Sem dúvida a pandemia está afetando a saúde mental. A mudança abrupta na rotina das pessoas, o isolamento social, a doença desconhecida e sem tratamento, o medo de contágio e a perda de membros da família são fatores que afetam diretamente as pessoas, podendo comprometer a saúde mental. Esses ainda podem ser agravados pela insegurança financeira, crise econômica do país, perda de renda e, muitas vezes, do emprego.
Segundo dados da Organização Pan-Americana da Saúde [OPAS, órgão vinculado à OMS], Brasil, México e Estados Unidos são os países mais fortemente afetados pelos efeitos da pandemia, não somente as afecções mentais como ansiedade estresse e depressão, mas alterações de comportamento, como aumento do consumo de álcool e drogas e casos de violência doméstica também se agravaram. O estudo comparativo feito pela MMB entre a procura de atendimento psicológico virtual, antes do período da pandemia e depois, mostrou um aumento de 130% de busca por esse tipo de tratamento após a pandemia.
Como está o cenário no ambiente de trabalho?

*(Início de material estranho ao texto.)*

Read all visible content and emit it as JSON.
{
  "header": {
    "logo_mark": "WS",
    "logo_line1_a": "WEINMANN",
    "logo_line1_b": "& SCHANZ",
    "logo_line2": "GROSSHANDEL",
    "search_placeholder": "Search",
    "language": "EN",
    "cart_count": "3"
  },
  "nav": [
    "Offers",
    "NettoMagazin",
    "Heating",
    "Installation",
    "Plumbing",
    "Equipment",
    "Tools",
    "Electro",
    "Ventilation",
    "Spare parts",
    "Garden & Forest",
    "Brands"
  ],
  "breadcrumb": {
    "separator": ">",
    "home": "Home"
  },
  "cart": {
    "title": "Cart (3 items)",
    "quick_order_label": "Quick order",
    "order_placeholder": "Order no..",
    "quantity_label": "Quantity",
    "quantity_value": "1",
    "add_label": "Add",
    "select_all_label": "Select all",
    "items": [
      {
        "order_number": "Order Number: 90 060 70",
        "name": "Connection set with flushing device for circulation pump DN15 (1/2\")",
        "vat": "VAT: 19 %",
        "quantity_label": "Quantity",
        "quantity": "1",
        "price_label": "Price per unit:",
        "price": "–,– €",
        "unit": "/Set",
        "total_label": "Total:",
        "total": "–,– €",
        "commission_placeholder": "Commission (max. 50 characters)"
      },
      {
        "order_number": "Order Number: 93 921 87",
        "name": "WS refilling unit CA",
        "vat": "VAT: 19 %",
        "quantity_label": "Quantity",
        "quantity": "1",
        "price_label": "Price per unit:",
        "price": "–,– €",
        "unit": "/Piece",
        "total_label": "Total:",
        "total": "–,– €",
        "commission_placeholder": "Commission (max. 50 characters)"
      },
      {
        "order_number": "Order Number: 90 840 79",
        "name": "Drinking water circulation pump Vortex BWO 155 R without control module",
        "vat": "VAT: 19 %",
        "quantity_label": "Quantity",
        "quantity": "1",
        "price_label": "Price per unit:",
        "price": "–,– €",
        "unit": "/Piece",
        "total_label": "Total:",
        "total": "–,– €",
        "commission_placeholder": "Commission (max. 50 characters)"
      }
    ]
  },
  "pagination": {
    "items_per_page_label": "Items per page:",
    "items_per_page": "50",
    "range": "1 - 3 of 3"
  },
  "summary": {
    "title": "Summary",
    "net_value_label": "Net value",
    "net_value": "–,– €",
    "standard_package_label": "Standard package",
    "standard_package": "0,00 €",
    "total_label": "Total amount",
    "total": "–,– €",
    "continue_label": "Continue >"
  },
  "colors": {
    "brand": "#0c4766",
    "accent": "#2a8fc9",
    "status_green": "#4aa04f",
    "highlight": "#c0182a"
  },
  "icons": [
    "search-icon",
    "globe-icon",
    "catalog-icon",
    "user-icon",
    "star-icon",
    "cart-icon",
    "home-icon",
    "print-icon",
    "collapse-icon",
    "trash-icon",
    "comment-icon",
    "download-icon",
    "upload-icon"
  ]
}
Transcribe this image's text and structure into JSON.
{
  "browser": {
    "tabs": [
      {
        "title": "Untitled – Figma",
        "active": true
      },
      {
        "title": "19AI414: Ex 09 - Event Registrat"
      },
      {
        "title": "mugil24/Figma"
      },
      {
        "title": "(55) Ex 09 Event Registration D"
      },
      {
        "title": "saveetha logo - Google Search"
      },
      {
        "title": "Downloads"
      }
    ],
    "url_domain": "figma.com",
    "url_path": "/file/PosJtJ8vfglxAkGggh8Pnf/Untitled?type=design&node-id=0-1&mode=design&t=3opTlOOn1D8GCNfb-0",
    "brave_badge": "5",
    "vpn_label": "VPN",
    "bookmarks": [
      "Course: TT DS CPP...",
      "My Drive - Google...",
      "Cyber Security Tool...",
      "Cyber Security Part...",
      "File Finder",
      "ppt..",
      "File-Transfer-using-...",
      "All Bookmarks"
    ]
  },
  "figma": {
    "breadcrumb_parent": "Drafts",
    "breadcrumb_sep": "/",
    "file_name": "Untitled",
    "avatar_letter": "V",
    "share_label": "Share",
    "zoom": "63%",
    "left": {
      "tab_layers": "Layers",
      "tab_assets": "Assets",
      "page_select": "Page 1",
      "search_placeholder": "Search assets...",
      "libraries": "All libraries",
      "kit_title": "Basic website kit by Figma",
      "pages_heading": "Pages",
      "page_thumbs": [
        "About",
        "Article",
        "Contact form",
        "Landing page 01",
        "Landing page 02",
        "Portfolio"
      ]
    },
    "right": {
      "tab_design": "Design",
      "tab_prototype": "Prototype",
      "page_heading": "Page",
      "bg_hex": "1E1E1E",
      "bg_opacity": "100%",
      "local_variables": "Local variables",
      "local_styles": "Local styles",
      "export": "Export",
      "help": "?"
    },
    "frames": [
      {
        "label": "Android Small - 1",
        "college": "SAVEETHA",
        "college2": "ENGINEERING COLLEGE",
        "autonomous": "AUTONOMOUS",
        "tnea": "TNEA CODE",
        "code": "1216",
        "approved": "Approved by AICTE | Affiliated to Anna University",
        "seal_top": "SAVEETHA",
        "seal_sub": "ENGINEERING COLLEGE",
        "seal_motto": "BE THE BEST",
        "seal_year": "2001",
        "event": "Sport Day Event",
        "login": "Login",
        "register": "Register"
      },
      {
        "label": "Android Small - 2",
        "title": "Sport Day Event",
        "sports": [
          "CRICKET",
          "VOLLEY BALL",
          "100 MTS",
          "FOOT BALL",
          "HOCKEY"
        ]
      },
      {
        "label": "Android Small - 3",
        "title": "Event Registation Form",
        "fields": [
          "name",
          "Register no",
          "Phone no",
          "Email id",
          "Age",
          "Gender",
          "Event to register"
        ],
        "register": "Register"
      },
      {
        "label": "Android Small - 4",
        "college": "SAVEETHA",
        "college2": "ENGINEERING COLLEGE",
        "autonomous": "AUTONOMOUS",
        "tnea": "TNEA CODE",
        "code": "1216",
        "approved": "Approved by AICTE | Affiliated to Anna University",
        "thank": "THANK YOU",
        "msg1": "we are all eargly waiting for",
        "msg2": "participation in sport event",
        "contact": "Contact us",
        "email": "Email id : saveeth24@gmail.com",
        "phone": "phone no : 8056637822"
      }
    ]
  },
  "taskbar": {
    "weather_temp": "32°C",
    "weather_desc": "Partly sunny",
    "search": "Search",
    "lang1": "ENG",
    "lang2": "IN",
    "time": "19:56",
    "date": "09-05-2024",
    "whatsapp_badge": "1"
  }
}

A última pesquisa realizada em julho de 2020 pela MMB, na qual foram avaliados os efeitos da pandemia da covid-19 nos benefícios das empresas, apontou que 99% das organizações alteraram/incluíram benefícios relacionados à saúde mental, tais como sessões de meditação, Mindfulness online, sessões de psicologia, terapia online, além de Programas de Apoio ao Empregado (PAE), que engloba sessões de psicoterapias, orientações financeiras, jurídica, etc. Houve também preocupação com o acesso aos serviços de saúde, no qual 54% das empresas ofereceram serviços de telemedicina para consultas médicas virtuais.
Há forte estigma sobre doenças mentais. Como isso afeta as organizações?
Os impactos do comprometimento da saúde mental refletem em nossa habilidade de trabalhar e sermos produtivos, e também na retenção de talentos, no engajamento e nos desconhecimentos dos fatores organizacionais no adoecimento. Porém, na nossa pesquisa verificamos que apenas 23% das empresas oferecem ações que minimizem esse estigma.
Assim, quebrar o estigma e criar políticas sólidas organizacionais devem andar juntos. Isso passa por processos de conhecimento dos fatores de risco no ambiente de trabalho, processos laborais, avaliação de capacidades e competências dos funcionários e estratégias de comunicação e de práticas de gestão.
Como a comunicação nas empresas contribui na redução do estigma?
Primeiro passo é facilitar a criação de canais para falar sobre o assunto em todas as esferas da organização. Isto facilitará o desenvolvimento das próximas ações, como por exemplo, habilitar os gestores na compreensão do tema, divulgar ações disponibilizadas pela empresa no apoio aos colaboradores e, por fim, propagar políticas e programas de proteção à saúde mental desenvolvidos pela empresa. Sem a redução desse estigma, não se fala abertamente sobre o assunto, dificultando assim a identificação precoce dos casos e a divulgação e a adesão aos programas oferecidos pelas companhias.